Friday 30 November 2012

The Realization

On July 31st, 2009 my husband Julianno and I welcomed our first son Armanno into the world! He had a rough entry with a forcept delivery after a failed vaccume, due to his heart rate dropping so low. The doctor's immediately wisked him away to the other side of the room to be looked over, a couple of black eyes but the doctor's deemed him healthy,  he was a beautiful 8lb 11oz baby boy! We were over the moon with joy, which made the following 30 hrs of no sleep worth it ;p We spent 7 days in the hospital lots of blood work and U.V. lights for his Jaundice and off we went back home to start our new life!

The next 6 months would prove to be one of the most difficult and rewarding jobs I had experienced up until that point. Armanno was only happy if he was being held or entertained, I did not put him down for the first 5 months of his life. Laundry was piling up house work was not getting done and I found my self crying with exhaustion! Finally at 6 months I let Armanno "cry it out" something I was so dead set against. On the advice of my doctor I did it although I cried during the process and felt horrible, it was the best thing I did for both Armanno and me:) Armanno starting taking regular naps and sleeping through the night with only one feeding! Life was looking up, Armanno seemed happier which made me happy!

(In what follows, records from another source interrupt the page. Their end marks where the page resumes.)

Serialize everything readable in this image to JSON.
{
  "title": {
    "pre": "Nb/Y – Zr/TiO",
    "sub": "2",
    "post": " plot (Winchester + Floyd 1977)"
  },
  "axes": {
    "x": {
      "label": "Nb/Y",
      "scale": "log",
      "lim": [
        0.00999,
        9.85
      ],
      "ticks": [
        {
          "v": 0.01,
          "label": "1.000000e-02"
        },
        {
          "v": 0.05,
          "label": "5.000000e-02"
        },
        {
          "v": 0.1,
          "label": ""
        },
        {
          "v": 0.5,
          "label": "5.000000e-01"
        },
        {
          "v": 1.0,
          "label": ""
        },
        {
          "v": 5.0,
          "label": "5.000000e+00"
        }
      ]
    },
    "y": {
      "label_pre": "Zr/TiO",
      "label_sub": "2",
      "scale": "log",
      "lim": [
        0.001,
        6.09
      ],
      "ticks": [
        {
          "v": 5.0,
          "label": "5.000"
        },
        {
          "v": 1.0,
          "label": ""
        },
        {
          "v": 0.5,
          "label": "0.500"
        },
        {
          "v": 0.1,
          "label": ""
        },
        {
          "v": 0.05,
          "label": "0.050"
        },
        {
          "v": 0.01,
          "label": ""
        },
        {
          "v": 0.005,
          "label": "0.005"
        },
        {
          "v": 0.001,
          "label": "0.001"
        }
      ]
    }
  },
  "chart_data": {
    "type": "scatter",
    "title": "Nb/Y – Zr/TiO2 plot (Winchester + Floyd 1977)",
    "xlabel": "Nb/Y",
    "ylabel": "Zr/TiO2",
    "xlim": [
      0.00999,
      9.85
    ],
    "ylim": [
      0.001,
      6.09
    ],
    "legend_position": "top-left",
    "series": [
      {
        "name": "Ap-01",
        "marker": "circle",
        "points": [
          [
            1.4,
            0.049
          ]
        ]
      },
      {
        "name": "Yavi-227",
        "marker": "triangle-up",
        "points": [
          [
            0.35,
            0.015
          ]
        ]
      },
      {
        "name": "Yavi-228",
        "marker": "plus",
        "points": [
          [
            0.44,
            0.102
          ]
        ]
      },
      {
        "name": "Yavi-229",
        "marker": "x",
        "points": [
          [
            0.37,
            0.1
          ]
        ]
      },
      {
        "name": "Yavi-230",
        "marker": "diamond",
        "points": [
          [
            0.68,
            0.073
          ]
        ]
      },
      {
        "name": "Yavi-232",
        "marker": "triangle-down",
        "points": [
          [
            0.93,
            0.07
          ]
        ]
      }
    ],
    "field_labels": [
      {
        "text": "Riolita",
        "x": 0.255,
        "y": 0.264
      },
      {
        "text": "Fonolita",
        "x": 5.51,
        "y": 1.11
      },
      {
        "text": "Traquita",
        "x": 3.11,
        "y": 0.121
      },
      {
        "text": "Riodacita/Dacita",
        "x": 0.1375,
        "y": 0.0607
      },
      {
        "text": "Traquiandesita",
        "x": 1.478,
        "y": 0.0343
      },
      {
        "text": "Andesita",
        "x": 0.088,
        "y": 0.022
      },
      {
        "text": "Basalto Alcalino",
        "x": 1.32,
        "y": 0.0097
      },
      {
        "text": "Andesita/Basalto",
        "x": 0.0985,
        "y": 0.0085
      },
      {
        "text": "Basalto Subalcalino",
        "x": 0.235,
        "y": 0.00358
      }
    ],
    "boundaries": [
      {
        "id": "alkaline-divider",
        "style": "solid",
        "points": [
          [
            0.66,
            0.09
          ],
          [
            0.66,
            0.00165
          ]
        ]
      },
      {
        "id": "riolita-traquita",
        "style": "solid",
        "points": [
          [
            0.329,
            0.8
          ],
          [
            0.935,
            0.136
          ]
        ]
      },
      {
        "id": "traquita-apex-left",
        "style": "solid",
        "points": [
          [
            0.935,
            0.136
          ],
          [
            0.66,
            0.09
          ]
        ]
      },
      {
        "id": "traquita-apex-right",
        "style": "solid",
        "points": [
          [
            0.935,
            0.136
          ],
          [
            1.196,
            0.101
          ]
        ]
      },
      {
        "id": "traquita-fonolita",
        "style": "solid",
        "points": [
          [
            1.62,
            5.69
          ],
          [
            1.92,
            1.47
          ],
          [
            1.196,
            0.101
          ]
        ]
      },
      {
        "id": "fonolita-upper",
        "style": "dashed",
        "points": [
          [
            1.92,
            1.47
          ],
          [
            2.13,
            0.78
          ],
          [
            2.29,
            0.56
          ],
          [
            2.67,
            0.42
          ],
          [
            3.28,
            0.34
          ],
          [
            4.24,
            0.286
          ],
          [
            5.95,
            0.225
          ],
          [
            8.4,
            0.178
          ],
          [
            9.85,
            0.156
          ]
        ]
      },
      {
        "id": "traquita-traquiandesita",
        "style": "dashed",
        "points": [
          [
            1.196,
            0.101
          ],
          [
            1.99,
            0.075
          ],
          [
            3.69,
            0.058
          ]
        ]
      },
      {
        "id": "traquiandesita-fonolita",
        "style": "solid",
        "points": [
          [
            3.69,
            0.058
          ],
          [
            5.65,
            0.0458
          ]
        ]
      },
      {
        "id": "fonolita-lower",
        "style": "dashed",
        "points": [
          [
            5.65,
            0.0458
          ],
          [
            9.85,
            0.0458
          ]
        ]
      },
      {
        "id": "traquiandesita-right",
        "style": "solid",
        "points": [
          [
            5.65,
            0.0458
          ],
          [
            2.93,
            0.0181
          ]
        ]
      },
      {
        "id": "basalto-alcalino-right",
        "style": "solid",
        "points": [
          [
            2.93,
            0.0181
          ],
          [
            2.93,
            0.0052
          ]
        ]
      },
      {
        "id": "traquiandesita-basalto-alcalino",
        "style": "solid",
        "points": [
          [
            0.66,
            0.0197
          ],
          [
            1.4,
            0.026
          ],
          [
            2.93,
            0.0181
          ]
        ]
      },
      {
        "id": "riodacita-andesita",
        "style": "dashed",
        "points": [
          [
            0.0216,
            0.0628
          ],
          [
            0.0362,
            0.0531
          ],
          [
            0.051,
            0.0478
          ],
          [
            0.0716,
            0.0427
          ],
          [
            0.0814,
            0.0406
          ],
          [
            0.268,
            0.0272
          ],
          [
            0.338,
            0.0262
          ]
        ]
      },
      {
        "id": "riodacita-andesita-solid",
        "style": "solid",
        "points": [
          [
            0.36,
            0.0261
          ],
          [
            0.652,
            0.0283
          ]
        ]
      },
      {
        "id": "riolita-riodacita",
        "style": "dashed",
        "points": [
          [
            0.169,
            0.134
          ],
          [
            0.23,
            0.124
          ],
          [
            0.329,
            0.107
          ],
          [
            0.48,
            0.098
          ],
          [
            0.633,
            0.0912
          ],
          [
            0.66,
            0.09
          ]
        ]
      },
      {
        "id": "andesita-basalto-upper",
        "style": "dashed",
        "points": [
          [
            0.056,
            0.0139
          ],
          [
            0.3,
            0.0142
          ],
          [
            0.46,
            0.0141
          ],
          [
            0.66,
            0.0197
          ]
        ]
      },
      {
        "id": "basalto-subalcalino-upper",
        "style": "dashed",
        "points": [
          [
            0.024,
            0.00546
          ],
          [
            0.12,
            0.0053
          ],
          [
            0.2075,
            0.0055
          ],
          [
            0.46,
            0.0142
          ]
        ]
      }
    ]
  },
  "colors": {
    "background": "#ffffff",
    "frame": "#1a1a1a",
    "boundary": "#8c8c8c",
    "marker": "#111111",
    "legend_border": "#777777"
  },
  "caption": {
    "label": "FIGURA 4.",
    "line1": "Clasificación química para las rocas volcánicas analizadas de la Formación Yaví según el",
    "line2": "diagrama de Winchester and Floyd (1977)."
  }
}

I started going to baby groups and meeting new mom's, while the baby's lay on the floor cooing and drooling the other mom's and I would talk about our drastic life change into motherhood. Lot's of great stories and good conversations not to mention some great laughs. I would continue these play groups all throughout Armanno's first few years and I still have him in other's to this day. It was through these playgroups, watching how all the other kids interacted which made me realize at a very young age that Armanno was a bit different. I wasn't quite sure why Armanno acted different than all the other children. I spent the next 2 yrs with that taunting question in the back of my head until I finally was done with the questioning and took it upon myself to find the answers which lead to his diagnosis.